I wipe away the moisture with the back of my hand. Get on with it, the little voice in my head peeps. My fingers twitch, the desire to pound the keyboard relentlessly is physical.

But I don’t. The viperous little voice in my head taunts, “What if no one likes what you write?”


The unanswerable question has no place in my writer’s mind. The unknown packs a bigger punch than Mr. Ali. Him, I can handle. The uncertainty and blistering doubt is worse than an uppercut to my gut.

I circle the blank page as a boxer does his opponent, eager for a knockout, but uncertain if I have the strength to take him out with a single blow. An inviting breeze dances with the grace of the world heavy-weight, through the lace panels on either side of the French door pulling me outside. “Maybe tomorrow,” I announce to the empty room.
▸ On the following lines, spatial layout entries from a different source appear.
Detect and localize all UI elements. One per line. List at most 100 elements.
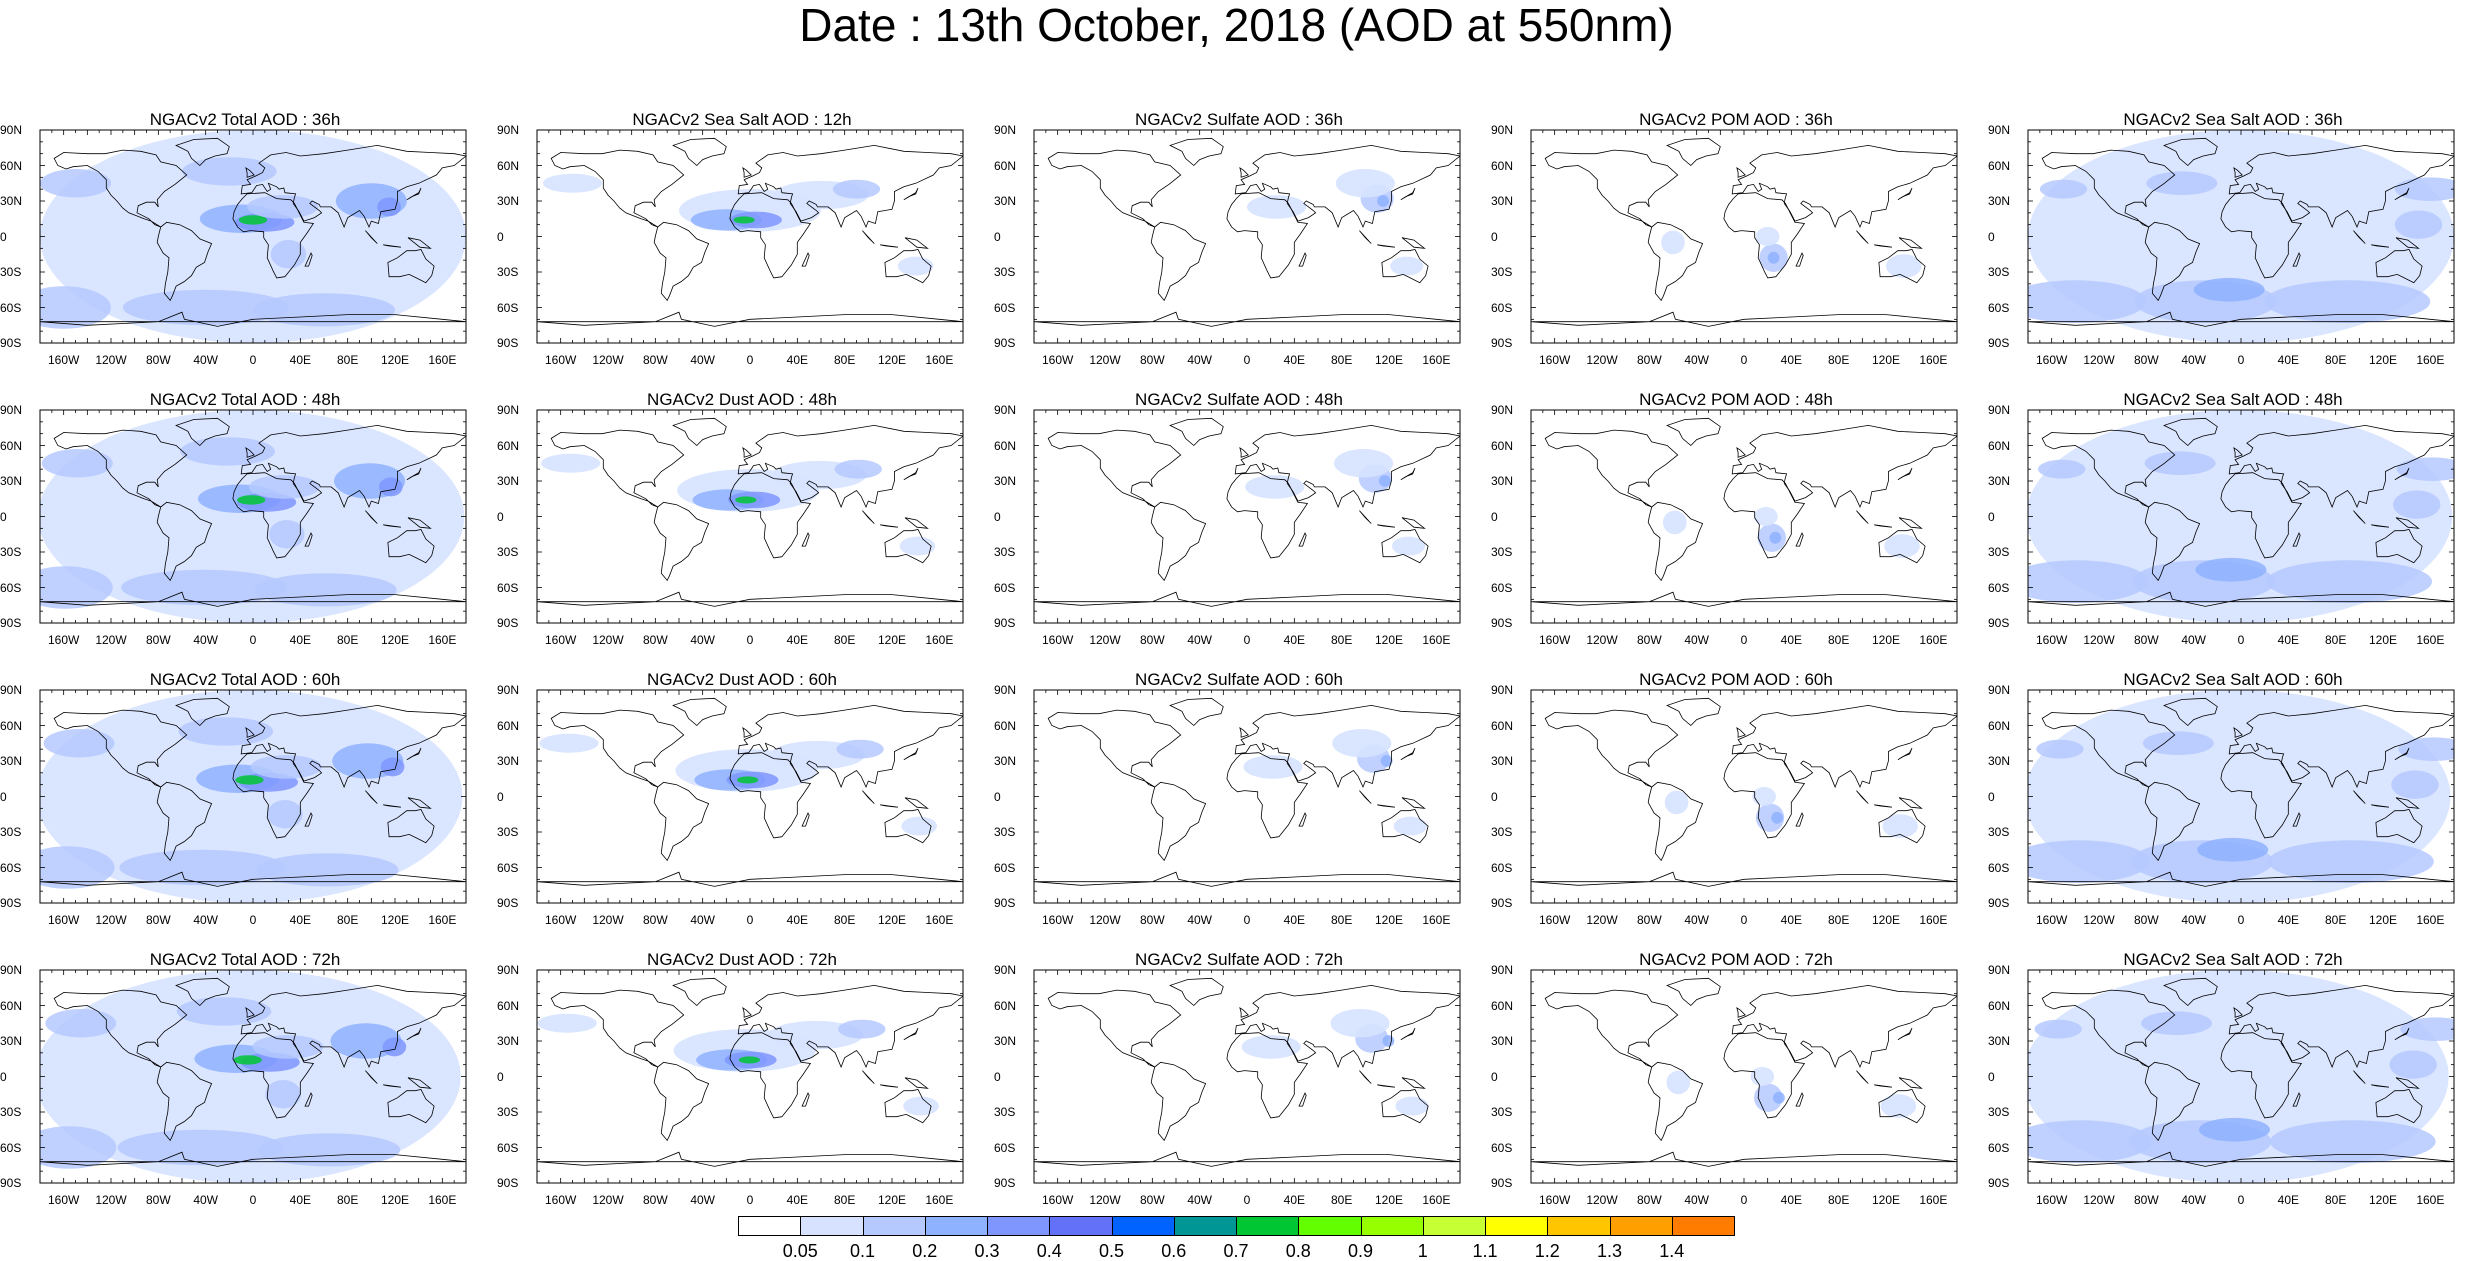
latitude-tick-label: 30N	[497, 754, 520, 768]
latitude-tick-label: 30S	[0, 545, 22, 559]
longitude-tick-label: 160E	[1422, 1193, 1451, 1207]
coastline	[1034, 591, 1460, 607]
longitude-tick-label: 0	[249, 1193, 257, 1207]
map-panel: NGACv2 Total AOD : 36h 90N 60N 30N 0 30S 60S 90…	[0, 110, 490, 367]
latitude-tick-label: 0	[1491, 1069, 1498, 1084]
coastline	[1400, 467, 1416, 481]
longitude-tick-label: 120E	[2368, 1193, 2398, 1207]
longitude-tick-label: 80E	[336, 353, 359, 367]
longitude-tick-label: 0	[249, 633, 257, 647]
longitude-tick-label: 0	[249, 353, 257, 367]
coastline	[240, 144, 466, 229]
longitude-tick-label: 80W	[1139, 1193, 1165, 1207]
latitude-tick-label: 90S	[0, 1176, 22, 1190]
aerosol-plume	[836, 739, 884, 759]
coastline	[742, 726, 752, 738]
coastline	[1544, 149, 1679, 228]
longitude-tick-label: 80E	[833, 1193, 856, 1207]
latitude-tick-label: 0	[0, 509, 7, 524]
longitude-tick-label: 160E	[2416, 353, 2445, 367]
latitude-tick-label: 0	[497, 509, 504, 524]
longitude-tick-label: 160W	[47, 633, 80, 647]
latitude-tick-label: 90N	[994, 403, 1017, 417]
coastline	[1531, 311, 1957, 327]
aerosol-plume	[2028, 1120, 2152, 1163]
coastline	[156, 781, 213, 862]
aerosol-plume	[1332, 729, 1392, 758]
longitude-tick-label: 40W	[690, 633, 715, 647]
longitude-tick-label: 160E	[1919, 633, 1948, 647]
map-panel: NGACv2 POM AOD : 48h 90N 60N 30N 0 30S 60S 90S 1…	[1491, 390, 1981, 647]
aerosol-plume	[1769, 531, 1782, 544]
aerosol-plume	[2028, 560, 2149, 603]
aerosol-plume	[838, 1019, 886, 1039]
colorbar-label: 0.1	[849, 1241, 876, 1261]
latitude-tick-label: 60S	[1988, 300, 2010, 315]
aerosol-plume	[40, 970, 461, 1183]
longitude-tick-label: 120E	[1871, 1193, 1901, 1207]
aerosol-plume	[903, 1096, 939, 1116]
coastline	[175, 417, 230, 447]
longitude-tick-label: 160E	[925, 353, 954, 367]
aerosol-plume	[270, 240, 307, 269]
aerosol-plume	[2195, 557, 2267, 582]
aerosol-plume	[1393, 816, 1427, 836]
longitude-tick-label: 0	[1740, 633, 1748, 647]
aerosol-plume	[43, 729, 115, 758]
coastline	[1544, 709, 1679, 788]
coastline	[884, 809, 932, 844]
coastline	[2228, 144, 2454, 229]
coastline	[1381, 809, 1429, 844]
longitude-tick-label: 160E	[428, 353, 457, 367]
latitude-tick-label: 90N	[1491, 403, 1514, 417]
coastline	[2228, 424, 2454, 509]
panel-title: NGACv2 Total AOD : 72h	[149, 950, 341, 969]
coastline	[2028, 311, 2454, 327]
latitude-tick-label: 90N	[497, 123, 520, 137]
map-panel: NGACv2 Dust AOD : 72h 90N 60N 30N 0 30S 60S 90S…	[497, 950, 987, 1207]
world-map	[1530, 129, 1958, 344]
aerosol-plume	[2146, 171, 2218, 196]
coastline	[1856, 1070, 1869, 1084]
latitude-tick-label: 90N	[994, 963, 1017, 977]
aerosol-plume	[541, 453, 601, 473]
aerosol-plume	[2028, 280, 2147, 323]
longitude-tick-label: 0	[2237, 1193, 2245, 1207]
aerosol-plume	[1886, 254, 1922, 278]
panel-title: NGACv2 Sulfate AOD : 36h	[1135, 110, 1343, 129]
longitude-tick-label: 40W	[1187, 633, 1212, 647]
aerosol-plume	[2264, 280, 2431, 323]
longitude-tick-label: 160E	[2416, 633, 2445, 647]
aerosol-plume	[40, 566, 113, 609]
panel-title: NGACv2 Dust AOD : 72h	[647, 950, 837, 969]
aerosol-plume	[735, 496, 757, 504]
latitude-tick-label: 30S	[1491, 265, 1513, 279]
colorbar-swatch	[862, 1216, 926, 1236]
coastline	[1666, 977, 1721, 1007]
latitude-tick-label: 30S	[0, 825, 22, 839]
latitude-tick-label: 60S	[1988, 860, 2010, 875]
aerosol-plume	[2391, 770, 2439, 799]
coastline	[653, 501, 710, 582]
aerosol-plume	[2396, 457, 2454, 481]
longitude-tick-label: 120E	[1374, 353, 1404, 367]
coastline	[1381, 529, 1429, 564]
longitude-tick-label: 80W	[2133, 353, 2159, 367]
longitude-tick-label: 40W	[1187, 353, 1212, 367]
coastline	[2395, 1077, 2420, 1089]
coastline	[2028, 871, 2454, 887]
longitude-tick-label: 160W	[2035, 913, 2068, 927]
latitude-tick-label: 60S	[0, 1140, 22, 1155]
map-panel: NGACv2 Sulfate AOD : 48h 90N 60N 30N 0 30S 60S…	[994, 390, 1484, 647]
coastline	[2394, 467, 2410, 481]
coastline	[304, 252, 313, 267]
coastline	[1377, 524, 1395, 528]
latitude-tick-label: 60S	[0, 300, 22, 315]
coastline	[406, 1027, 422, 1041]
longitude-tick-label: 80W	[145, 353, 171, 367]
latitude-tick-label: 60N	[994, 158, 1017, 173]
colorbar-swatch	[800, 1216, 864, 1236]
longitude-tick-label: 120E	[877, 913, 907, 927]
aerosol-plume	[2394, 177, 2454, 201]
aerosol-plume	[380, 757, 405, 777]
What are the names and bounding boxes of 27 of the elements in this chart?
On my walk along the coastline, I find Elemar’s bench. The bikes swishing by, the waves playing touch football with the shore, the shrieks of the children pounding the wet sand, freeze as the image stolen with the click of a shutter, does. Sitting with Elemar, I look out to the sea. Who is he? Did Elemar and his lover walk this coastline? Was theirs’ a lifetime love? What happened to him? Was he taken away too soon? My writer’s mind blazes with curiosity. Engaging in the familiar silent interrogation of the investigative journalist eases my earlier trepidation to slip between the ropes and tackle Ali.

An hour later, I’m back in my skin watching the words fill the empty page. On Elemar’s bench, I recall reading something in Fearless Writing. William Kenower, the author, states with a writer should write what the writer loves and not worry about the noise outside of their head. Mr. Kenowner’s advice isn’t a new how-to, but a reminder. Long ago when I came out of the closet and declared myself a writer, I added to the first page of my first journal.

Mr. Kenowner isn’t telling me what I don’t know, haven’t told myself a million times, but I forget. I’m susceptible to the darkness and need reminding. It’s why Mr. Ali stands in my ring daring me to push past the unknown. I’m sure he had his demons to battle, but they didn’t stop him. Evidence shows Mr. Ali remained fearless in and out of the ring.

I can’t predict how readers will react to my words, whether a reader will stay or bounce when they land on my site, nor can I control their reactions. I write because as Elemar’s lover loved, I love what I write.

The right to write day after day is my daily rite.

Whatever your daily rite is, honor it, and step in your ring prepared to fight for your right.

p.s.  If you need a reminder or want to let go of your frustration with the blank page, I recommend Fearless Writing.